Post-Sophie, my sitting-and-thinking time has been severely diminished.  She is a whirlwind of activity and energy and it takes a lot of effort to keep up with her.  Consequently, for the first 6 months or so after finding out about him, I didn't think about this baby very much.  I took care of myself, and I certainly knew I was pregnant (especially through the long bout of morning sickness), but I didn't have a lot of time to sit and think about him the way I did with Sophie.  I actually felt a little guilty about it (which seems a little ridiculous, since he has been my body's #1 physical priority since he appeared there, whether I was thinking about him or not), and I have recently spent a lot of time arranging his room, making his bed, and folding his tiny little clothes, just to feel like he's getting a little of my time.
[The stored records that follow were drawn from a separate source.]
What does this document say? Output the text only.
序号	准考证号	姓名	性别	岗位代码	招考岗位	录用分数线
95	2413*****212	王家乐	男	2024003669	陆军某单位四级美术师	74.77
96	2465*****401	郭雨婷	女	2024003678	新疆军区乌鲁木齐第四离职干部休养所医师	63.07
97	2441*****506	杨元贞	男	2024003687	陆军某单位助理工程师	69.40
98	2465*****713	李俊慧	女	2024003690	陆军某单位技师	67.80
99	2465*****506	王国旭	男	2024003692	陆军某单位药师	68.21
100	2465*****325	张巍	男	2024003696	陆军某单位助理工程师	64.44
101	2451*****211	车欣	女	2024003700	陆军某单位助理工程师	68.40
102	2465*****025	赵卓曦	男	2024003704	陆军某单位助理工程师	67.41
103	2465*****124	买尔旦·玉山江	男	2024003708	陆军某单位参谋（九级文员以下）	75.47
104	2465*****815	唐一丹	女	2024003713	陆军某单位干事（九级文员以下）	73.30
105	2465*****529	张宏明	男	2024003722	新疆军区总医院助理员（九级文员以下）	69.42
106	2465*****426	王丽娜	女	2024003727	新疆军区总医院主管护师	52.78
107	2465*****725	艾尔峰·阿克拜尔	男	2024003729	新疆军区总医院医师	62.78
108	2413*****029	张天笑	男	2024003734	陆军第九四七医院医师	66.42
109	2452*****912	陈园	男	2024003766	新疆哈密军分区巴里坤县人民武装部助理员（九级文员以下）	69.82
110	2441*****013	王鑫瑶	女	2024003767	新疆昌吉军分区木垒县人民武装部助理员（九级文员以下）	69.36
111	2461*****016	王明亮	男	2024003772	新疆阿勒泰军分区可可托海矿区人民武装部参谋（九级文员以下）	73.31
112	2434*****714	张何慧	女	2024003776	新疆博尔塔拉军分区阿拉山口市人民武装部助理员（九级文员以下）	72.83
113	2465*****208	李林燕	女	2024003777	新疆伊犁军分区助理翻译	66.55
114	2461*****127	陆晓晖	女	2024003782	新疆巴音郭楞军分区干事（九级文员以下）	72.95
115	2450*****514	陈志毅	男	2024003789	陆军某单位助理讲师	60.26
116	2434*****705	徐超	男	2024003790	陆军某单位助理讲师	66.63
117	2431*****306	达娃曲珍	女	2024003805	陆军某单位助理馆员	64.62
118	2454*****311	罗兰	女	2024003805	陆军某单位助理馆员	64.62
Consequently, about a month ago, I looked down at my sizable baby bump and thought, "Oh my goodness.  He's getting big!"  Now he is so physically present that he's never far from my mind, even if it's just because I can't reach the second shelf in the kitchen cupboards or get up off the floor after playing with Sophie (or get more than 20 feet from a restroom in case of an emergency bladder situation), which I suppose is as it should be, since he'll be here in just a few short weeks.